Lebanon and Israel are expected to hold a new round of direct negotiations in Washington on Thursday, mediated by the United States.
Hezbollah, which has been launching attacks on northern Israel and on Israeli troops who have entered and occupied a section of southern Lebanon, says it opposes negotiations in the United States.
On Wednesday morning, the Israeli military issued forced displacement orders for residents of Meiss el-Jabal, Yanouh, Burj Shemali, Hula, Debl and Aabbasiyyeh, warning that it will soon act “strongly” against these six southern Lebanese villages.
Anyone who stays “endangers their lives,” the military said, warning residents to move at least 1,000 meters (0.6 miles) away to “open areas.”

After this new round of forced displacement orders – which have been happening almost daily for the past week – Al Jazeera’s Khodr said one of the few remaining hospitals in the area was in the displacement zone.
“There are only three left in the entire Tire district, and there are still people living here. At least 100,000 people still live here,” he said.

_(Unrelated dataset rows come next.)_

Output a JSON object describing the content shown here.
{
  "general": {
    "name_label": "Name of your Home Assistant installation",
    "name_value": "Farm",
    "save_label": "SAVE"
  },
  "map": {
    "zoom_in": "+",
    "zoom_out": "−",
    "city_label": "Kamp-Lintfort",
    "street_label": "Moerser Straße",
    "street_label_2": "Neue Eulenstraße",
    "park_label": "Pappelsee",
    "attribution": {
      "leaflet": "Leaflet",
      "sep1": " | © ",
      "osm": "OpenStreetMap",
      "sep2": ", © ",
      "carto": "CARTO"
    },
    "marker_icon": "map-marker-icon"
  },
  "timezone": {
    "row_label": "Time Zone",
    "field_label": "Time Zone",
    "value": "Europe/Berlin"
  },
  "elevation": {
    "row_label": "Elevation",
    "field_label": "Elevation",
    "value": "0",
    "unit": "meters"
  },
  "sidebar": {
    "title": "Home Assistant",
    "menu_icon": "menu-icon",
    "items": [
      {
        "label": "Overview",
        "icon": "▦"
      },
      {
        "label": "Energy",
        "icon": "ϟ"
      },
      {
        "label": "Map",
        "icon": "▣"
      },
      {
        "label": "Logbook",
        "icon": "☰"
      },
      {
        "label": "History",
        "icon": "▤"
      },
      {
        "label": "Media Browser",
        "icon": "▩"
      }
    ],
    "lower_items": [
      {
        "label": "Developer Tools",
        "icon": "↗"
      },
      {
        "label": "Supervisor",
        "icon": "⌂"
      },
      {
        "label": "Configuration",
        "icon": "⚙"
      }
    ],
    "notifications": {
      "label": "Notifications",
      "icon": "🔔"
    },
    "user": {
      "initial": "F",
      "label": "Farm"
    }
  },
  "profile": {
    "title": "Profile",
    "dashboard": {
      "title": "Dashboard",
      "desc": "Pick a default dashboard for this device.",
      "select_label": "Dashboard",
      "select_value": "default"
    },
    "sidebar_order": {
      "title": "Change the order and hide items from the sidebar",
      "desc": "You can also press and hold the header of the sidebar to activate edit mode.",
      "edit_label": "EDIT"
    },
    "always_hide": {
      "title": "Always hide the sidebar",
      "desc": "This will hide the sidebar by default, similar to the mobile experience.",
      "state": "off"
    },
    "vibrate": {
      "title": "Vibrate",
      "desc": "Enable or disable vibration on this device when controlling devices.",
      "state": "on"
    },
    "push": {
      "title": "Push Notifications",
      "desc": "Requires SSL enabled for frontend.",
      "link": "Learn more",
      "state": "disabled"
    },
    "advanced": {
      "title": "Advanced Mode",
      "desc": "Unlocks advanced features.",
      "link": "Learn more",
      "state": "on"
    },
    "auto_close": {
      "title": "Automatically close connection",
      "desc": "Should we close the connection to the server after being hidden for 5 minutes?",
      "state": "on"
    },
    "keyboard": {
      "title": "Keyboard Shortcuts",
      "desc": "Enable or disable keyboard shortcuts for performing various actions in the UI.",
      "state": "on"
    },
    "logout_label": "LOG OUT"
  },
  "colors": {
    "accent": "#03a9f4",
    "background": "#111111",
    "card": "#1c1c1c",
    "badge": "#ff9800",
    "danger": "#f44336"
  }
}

“These hospitals are really a lifeline for these people, but some of them, the injured, don’t make it because the road is a long journey to get to these hospitals and people are still in the villages further south.”
On Tuesday, 13 people were killed in attacks on southern cities, including two Lebanese Civil Defense paramedics, Hussein Jaber and Ahmad Noura, according to Lebanon’s Ministry of Public Health.
The ministry reported that at least 380 people were killed during the stunt, bringing the total death toll since the Israeli invasion and bombing began on March 2 to more than 2,800.
He also said on Monday that 108 health and emergency medical services workers had been killed in Lebanon during the war, and more than 140 Israeli attacks on ambulances and medical facilities had been recorded.
“All of this is having a huge impact here in the communities of southern Lebanon,” Al Jazeera’s Obaida Hitto said from Tyre. “And there is a growing humanitarian crisis, with more than a million people displaced.”